Now, keep in mind, these were wrappers and not cards. That’s important to note for a few reasons.
First, almost all were probably discarded shortly after the product was opened. They might have been fun to look at initially and some baseball fans probably even took the time to read the player biography. But, as a wrapper, I imagine that most would have been thrown away in short order.
Second, even the ones that have survived are often found in poor shape because they are more than 70 years old and they weren’t printed on a durable card stock. Because of those things, it’s not hard to understand why they are so rare. A lot of these have numerous wrinkles, creases, and even some tears.
Many of the wrappers assign nicknames to the players. The tops include a portrait cartoon image of the specific player along with a generic action scene involving a pitcher, batter, and catcher. They include the player’s name as well as a biography that often gives some insight into when the wrapper was printed based on the season/team referenced.
The bottom of the wrappers include the Overland Candy Corporation name, helping us to identify the distributor, and also includes a baseball reference along with a one-cent price for the product that would have been enclosed.
New Wrappers Checklisted
The wrappers don’t get into the news all that often. They certainly are collected but since they’re not traditional cards, many collectors don’t give them a second look. Many, in fact, have never even heard of the set. But every now and then you hear about them and the discovery of two previously unchecklisted ones is worth a mention.
A collector named Anthony Fosco recently emailed me. His message included images of two new ones that were not seemingly known. Anthony’s wrappers feature former pitcher Lon Warneke and infielder Babe Dahlgren. Warneke and Dahlgren both made all-star teams in their career but neither’s cards would typically command big money. But in this case, their wrappers would surely be sought after since they were not previously known to the hobby — at least to publications offering a checklist for them.

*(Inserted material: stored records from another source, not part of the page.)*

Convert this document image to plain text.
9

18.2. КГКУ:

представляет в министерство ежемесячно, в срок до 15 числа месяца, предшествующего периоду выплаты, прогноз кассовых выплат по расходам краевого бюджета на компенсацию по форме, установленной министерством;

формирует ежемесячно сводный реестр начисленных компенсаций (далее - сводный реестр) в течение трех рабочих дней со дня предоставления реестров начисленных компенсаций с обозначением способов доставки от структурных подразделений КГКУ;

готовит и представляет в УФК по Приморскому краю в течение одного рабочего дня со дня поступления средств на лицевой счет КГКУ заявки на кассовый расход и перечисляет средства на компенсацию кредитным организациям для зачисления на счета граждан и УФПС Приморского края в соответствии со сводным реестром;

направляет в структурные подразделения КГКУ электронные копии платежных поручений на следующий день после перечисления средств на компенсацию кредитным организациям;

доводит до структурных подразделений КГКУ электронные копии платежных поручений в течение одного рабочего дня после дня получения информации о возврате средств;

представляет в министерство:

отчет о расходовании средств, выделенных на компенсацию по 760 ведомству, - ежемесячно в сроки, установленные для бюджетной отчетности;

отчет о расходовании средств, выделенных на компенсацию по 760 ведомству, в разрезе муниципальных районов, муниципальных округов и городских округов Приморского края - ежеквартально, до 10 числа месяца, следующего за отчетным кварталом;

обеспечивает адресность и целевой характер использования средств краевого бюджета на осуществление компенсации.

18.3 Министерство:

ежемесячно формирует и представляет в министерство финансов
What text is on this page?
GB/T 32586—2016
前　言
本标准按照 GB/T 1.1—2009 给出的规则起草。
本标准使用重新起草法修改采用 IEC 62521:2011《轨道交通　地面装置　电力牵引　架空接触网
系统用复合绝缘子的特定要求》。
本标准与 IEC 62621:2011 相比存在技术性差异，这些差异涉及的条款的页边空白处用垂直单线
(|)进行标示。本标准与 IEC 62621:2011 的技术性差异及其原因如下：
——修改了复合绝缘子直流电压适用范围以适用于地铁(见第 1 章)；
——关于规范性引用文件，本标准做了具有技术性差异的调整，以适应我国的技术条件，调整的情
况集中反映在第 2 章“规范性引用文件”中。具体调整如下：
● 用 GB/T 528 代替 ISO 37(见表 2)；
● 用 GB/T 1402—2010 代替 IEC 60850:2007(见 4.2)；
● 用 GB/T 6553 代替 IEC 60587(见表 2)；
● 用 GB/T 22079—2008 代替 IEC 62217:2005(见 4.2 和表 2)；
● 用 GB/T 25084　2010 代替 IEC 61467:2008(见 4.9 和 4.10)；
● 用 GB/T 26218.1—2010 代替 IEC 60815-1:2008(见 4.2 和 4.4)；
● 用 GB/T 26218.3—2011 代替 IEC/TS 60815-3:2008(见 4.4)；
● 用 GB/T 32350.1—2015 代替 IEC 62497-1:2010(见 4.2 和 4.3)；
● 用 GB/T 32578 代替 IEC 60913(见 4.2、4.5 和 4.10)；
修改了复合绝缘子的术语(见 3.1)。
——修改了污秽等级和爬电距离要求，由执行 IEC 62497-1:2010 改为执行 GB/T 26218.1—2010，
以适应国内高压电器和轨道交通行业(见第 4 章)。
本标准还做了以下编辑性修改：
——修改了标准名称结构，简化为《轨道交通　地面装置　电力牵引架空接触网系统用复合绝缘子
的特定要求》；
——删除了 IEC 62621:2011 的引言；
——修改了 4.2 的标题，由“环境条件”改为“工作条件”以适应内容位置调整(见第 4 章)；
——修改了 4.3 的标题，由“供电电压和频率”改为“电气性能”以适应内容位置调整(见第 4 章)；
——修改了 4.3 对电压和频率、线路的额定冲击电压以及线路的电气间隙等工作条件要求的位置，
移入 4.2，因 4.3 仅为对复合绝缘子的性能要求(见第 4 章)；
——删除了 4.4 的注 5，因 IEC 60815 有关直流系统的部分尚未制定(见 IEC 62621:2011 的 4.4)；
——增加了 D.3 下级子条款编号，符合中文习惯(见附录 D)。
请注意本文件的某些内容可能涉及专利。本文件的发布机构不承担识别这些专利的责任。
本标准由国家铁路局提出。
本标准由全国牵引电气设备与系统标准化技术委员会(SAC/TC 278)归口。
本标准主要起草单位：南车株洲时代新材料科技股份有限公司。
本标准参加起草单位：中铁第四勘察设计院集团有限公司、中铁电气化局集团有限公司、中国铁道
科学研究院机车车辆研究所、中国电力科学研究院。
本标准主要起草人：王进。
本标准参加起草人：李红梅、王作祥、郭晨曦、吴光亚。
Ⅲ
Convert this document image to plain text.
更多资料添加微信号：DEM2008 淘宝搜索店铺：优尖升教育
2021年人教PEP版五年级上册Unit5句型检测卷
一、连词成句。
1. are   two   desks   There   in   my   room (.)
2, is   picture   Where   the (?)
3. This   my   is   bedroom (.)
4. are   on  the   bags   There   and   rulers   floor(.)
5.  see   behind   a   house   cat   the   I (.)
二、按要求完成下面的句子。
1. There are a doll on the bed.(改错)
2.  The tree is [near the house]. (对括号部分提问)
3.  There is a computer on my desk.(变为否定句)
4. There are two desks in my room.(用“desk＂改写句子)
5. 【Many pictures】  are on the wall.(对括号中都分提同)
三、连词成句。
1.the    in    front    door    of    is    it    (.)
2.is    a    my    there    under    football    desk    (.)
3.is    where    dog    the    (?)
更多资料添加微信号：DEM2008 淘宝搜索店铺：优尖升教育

Anthony indicated that the wrappers, along with several others, have been in his family for some time. “They were my dad’s,” Anthony told me. They had been stored inside of an old box along with other wrappers and Exhibit cards. Anthony recounted that growing up, his family would entertain visitors with them as the box sat in the living room.
So what could these new wrappers be worth? In short, that’s not an easy question since there is no sales history for them.
Typically, unchecklisted cards can fetch large premiums because set collectors are anxious to get their hands on them. But because of the rarity of these wrappers, I’m not sure many are pursuing complete sets. Further, it’s important to note that there could very well be other wrappers such as these that have gone under the radar and unchecklisted. There’s no guarantee that other unknown ones are not out there. In fact, I might hedge my bet on there indeed being more unchecklisted ones that were produced. Additionally, Warneke and Dahlgren are not big stars and that’s important because if they were, they would command more interest on an open market. For example, even collectors not pursuing this set would be interested in a wrapper of, say, Babe Ruth. But players like Warneke and Dahlgren would be a tougher sell to someone that isn’t a collector of these wrappers.
This isn’t the first time in recent years new ones have been found. REA sold some previously unchecklisted versions in a 2008 auction. But because they were sold as a lot with many others, it is impossible to determine how much of the $7,050 final pricewas attributable to the unchecklisted wrappers. That lot included Joe DiMaggio and Hank Greenberg, two of the more expensive wrappers in the set. Their presence further muddies the water.
Still, we do know that these wrappers would likely sell more than your standard common in the set. And those can start around $200. Stars, of course, sell for much more and some have even topped $1,000. You can usually find a few on eBay.